The Giants, as a team, are also terrible defensively this year. As a team, they are well below average. The average NL team has a RZR of .836, the Giants are at .802. Thus, because of the poor defense behind Zito, his BABIP is very high (.339), when hitters hit the ball into play against Zito, they are hitting like a batting champion. The BABIP should come down some, eventually, but the defense isn’t going to do any Zito any favors, at least now barring any improvements.
According to the Mercury News, there’s a good chance that Zito will get moved to the bullpen soon. At minimum I’m almost certain they’ll skip his next start.
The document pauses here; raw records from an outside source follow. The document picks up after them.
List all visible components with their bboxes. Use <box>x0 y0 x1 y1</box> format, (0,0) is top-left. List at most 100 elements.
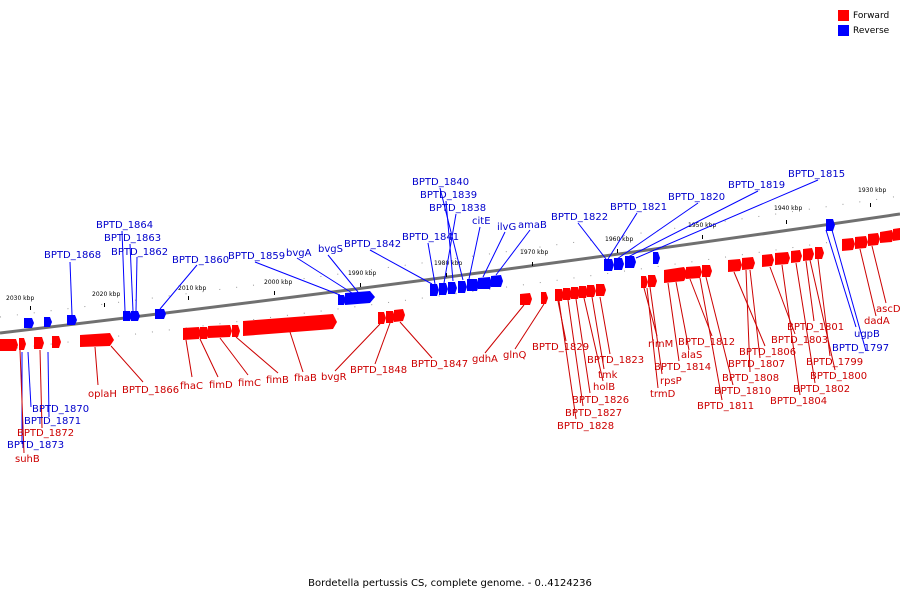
forward-gene <box>232 325 240 337</box>
gene-label: fimB <box>266 375 289 386</box>
reverse-gene <box>458 281 467 293</box>
gene-label: BPTD_1859 <box>228 251 285 262</box>
forward-gene <box>520 293 532 305</box>
scale-label: 1990 kbp <box>348 270 376 277</box>
gene-label: BPTD_1872 <box>17 428 74 439</box>
gene-label: glnQ <box>503 350 526 361</box>
legend-label: Forward <box>853 10 890 21</box>
gene-label: BPTD_1871 <box>24 416 81 427</box>
legend-item-forward: Forward <box>838 8 889 23</box>
forward-gene <box>80 333 114 347</box>
gene-label: holB <box>593 382 615 393</box>
reverse-gene <box>345 291 375 305</box>
scale-markers: 2030 kbp 2020 kbp 2010 kbp 2000 kbp 1990… <box>6 187 886 310</box>
scale-label: 1980 kbp <box>434 260 462 267</box>
forward-gene <box>394 309 405 322</box>
forward-genes <box>0 228 900 351</box>
forward-gene <box>855 236 868 249</box>
reverse-gene <box>131 311 140 321</box>
gene-label: BPTD_1803 <box>771 335 828 346</box>
gene-label: BPTD_1800 <box>810 371 867 382</box>
forward-gene <box>893 228 900 241</box>
reverse-connectors <box>21 179 867 444</box>
gene-label: BPTD_1847 <box>411 359 468 370</box>
caption: Bordetella pertussis CS, complete genome… <box>308 578 592 589</box>
forward-gene <box>541 292 548 304</box>
gene-label: BPTD_1819 <box>728 180 785 191</box>
forward-gene <box>208 325 232 338</box>
gene-label: gdhA <box>472 354 498 365</box>
forward-gene <box>571 287 580 299</box>
gene-label: alaS <box>681 350 702 361</box>
reverse-gene <box>653 252 660 264</box>
gene-label: BPTD_1838 <box>429 203 486 214</box>
gene-label: ugpB <box>854 329 880 340</box>
gene-label: BPTD_1868 <box>44 250 101 261</box>
gene-label: tmk <box>598 370 618 381</box>
forward-gene <box>378 312 386 324</box>
reverse-gene <box>478 277 492 289</box>
forward-gene <box>19 338 26 350</box>
reverse-gene <box>625 256 636 268</box>
forward-gene <box>728 259 742 272</box>
gene-label: bvgR <box>321 372 347 383</box>
gene-label: BPTD_1822 <box>551 212 608 223</box>
gene-label: BPTD_1804 <box>770 396 827 407</box>
gene-label: BPTD_1827 <box>565 408 622 419</box>
reverse-gene <box>155 309 166 319</box>
gene-label: fhaC <box>180 381 203 392</box>
forward-gene <box>641 276 648 288</box>
forward-gene <box>775 252 790 265</box>
gene-label: BPTD_1808 <box>722 373 779 384</box>
forward-gene <box>648 275 657 287</box>
gene-label: bvgS <box>318 244 343 255</box>
forward-gene <box>200 327 209 339</box>
gene-label: citE <box>472 216 491 227</box>
forward-gene <box>52 336 61 348</box>
reverse-gene <box>123 311 132 321</box>
forward-gene <box>579 286 588 298</box>
forward-gene <box>868 233 880 246</box>
forward-gene <box>803 248 814 261</box>
gene-label: BPTD_1841 <box>402 232 459 243</box>
scale-label: 2000 kbp <box>264 279 292 286</box>
gene-label: BPTD_1814 <box>654 362 711 373</box>
reverse-gene <box>604 259 614 271</box>
forward-gene <box>791 250 802 263</box>
gene-label: BPTD_1810 <box>714 386 771 397</box>
gene-label: ilvG <box>497 222 516 233</box>
scale-label: 1960 kbp <box>605 236 633 243</box>
reverse-gene <box>67 315 77 325</box>
scale-tick <box>104 303 105 307</box>
gene-label: ascD <box>876 304 900 315</box>
forward-gene <box>686 266 702 279</box>
gene-label: amaB <box>518 220 547 231</box>
forward-gene <box>563 288 572 300</box>
forward-connectors <box>19 245 887 454</box>
scale-tick <box>446 273 447 277</box>
gene-label: BPTD_1864 <box>96 220 153 231</box>
gene-label: BPTD_1848 <box>350 365 407 376</box>
reverse-gene <box>491 275 503 287</box>
forward-gene <box>880 230 894 243</box>
forward-gene <box>386 311 395 323</box>
scale-tick <box>532 262 533 266</box>
scale-label: 1950 kbp <box>688 222 716 229</box>
reverse-gene <box>338 295 346 305</box>
gene-label: BPTD_1812 <box>678 337 735 348</box>
forward-gene <box>762 254 774 267</box>
scale-label: 2030 kbp <box>6 295 34 302</box>
scale-tick <box>360 283 361 287</box>
forward-gene <box>702 265 712 277</box>
gene-label: BPTD_1821 <box>610 202 667 213</box>
gene-label: suhB <box>15 454 40 465</box>
forward-gene <box>183 327 201 340</box>
scale-tick <box>617 249 618 253</box>
legend-item-reverse: Reverse <box>838 23 889 38</box>
gene-label: BPTD_1829 <box>532 342 589 353</box>
forward-gene <box>742 257 755 270</box>
gene-label: BPTD_1806 <box>739 347 796 358</box>
forward-gene <box>596 284 606 296</box>
gene-label: BPTD_1866 <box>122 385 179 396</box>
After another erratic and utterly hittable start in a 10-1 loss to the Cincinnati Reds on Sunday at AT&T Park, Giants Manager Bruce Bochy all but declared he would skip Zito or demote him to the bullpen.
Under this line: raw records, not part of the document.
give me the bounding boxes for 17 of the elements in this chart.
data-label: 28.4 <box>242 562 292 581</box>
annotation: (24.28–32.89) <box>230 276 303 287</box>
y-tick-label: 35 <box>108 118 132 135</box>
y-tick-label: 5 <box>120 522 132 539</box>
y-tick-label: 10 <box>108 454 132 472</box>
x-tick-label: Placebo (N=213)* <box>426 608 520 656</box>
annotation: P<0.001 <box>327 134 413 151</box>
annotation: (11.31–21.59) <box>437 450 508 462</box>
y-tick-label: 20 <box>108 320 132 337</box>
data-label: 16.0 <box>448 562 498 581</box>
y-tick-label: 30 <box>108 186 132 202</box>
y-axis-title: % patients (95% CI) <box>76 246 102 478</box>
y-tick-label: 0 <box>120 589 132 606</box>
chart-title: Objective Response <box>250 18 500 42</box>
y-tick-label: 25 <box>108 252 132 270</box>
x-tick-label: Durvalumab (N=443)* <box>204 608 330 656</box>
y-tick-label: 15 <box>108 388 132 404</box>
“We’ve got to do something,” said Bochy, after Zito allowed a six-run first inning. “We can’t keep doing what we’re doing and getting what we’re getting.”
Here is what the Giants have received from their opening-day starter: an 0-6 record in six starts, a 7.53 ERA, a growing soundtrack of boos at home and no sign of a break in the clouds.
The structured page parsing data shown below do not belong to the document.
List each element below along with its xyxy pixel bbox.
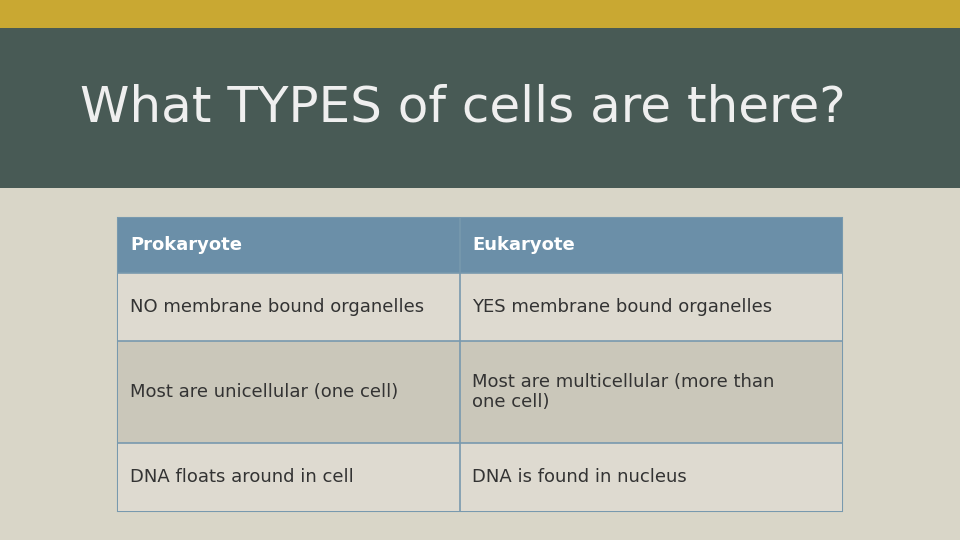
Text: Prokaryote: Prokaryote [130, 237, 242, 254]
Bar [118, 443, 842, 511]
Text: Most are unicellular (one cell): Most are unicellular (one cell) [130, 383, 398, 401]
Bar [0, 28, 960, 188]
Bar [118, 218, 842, 273]
Text: Eukaryote: Eukaryote [472, 237, 575, 254]
Text: NO membrane bound organelles: NO membrane bound organelles [130, 298, 424, 316]
Text: DNA floats around in cell: DNA floats around in cell [130, 468, 353, 486]
Text: DNA is found in nucleus: DNA is found in nucleus [472, 468, 686, 486]
Text: YES membrane bound organelles: YES membrane bound organelles [472, 298, 772, 316]
Bar [118, 273, 842, 341]
Bar [118, 218, 842, 511]
Bar [0, 0, 960, 28]
Text: What TYPES of cells are there?: What TYPES of cells are there? [80, 84, 846, 132]
Bar [118, 341, 842, 443]
Text: Most are multicellular (more than
one cell): Most are multicellular (more than one ce… [472, 373, 775, 411]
I’m not sure what moving him to the bullpen would do, but it might be the best option right now. I have no doubt that Zito is a bright guy but I think he’s got an extremely large challenge in front of him that he might not ever be able to get past. He’s a poor fit for this Giants team at the moment or any team. You’re essentially placing a pitcher who’s losing the ability to miss bats and control the strike zone and putting him in front of one of the worst defenses in the National League. Zito is forced to let hitters make contact — when he’s not walking them — and when they do make contact, most of that contact is going for hits. Even if you moved Zito to a team with an elite defense, he’s still going to have trouble. You can’t survive in baseball and do what he’s doing — walking hitters, not striking out hitters, all while throwing 83mph. Barring an injury that could explain his control problems and velocity loss — indicators of arm issues — Barry Zito is going to be the most expensive 5th starter in the history of baseball.
The Giants have to be really, really worried about how Zito is pitching and his prospects for future success. This is easily the worst contract in baseball history. In 2009 his salary kicks up to $18.5M. At least in contract blunders like Darren Dreifort or Mike Hampton, they were injured for lengths of their deals and couldn’t play. Zito is healthy, as far as we know, and continuing to take the mound. What’s better, expensive and not hurting the team by not playing or expensive and hurting the team by playing?
Comment Starter: Zito’s chances for setting the record for most losses by a Giants pitcher in a season? The record is currently held by Ray Sadecki for his 1968 season that ended in 18 losses. I’ll put Zito at a 60% chance right now, he’s already a third of the way there and it’s not even May.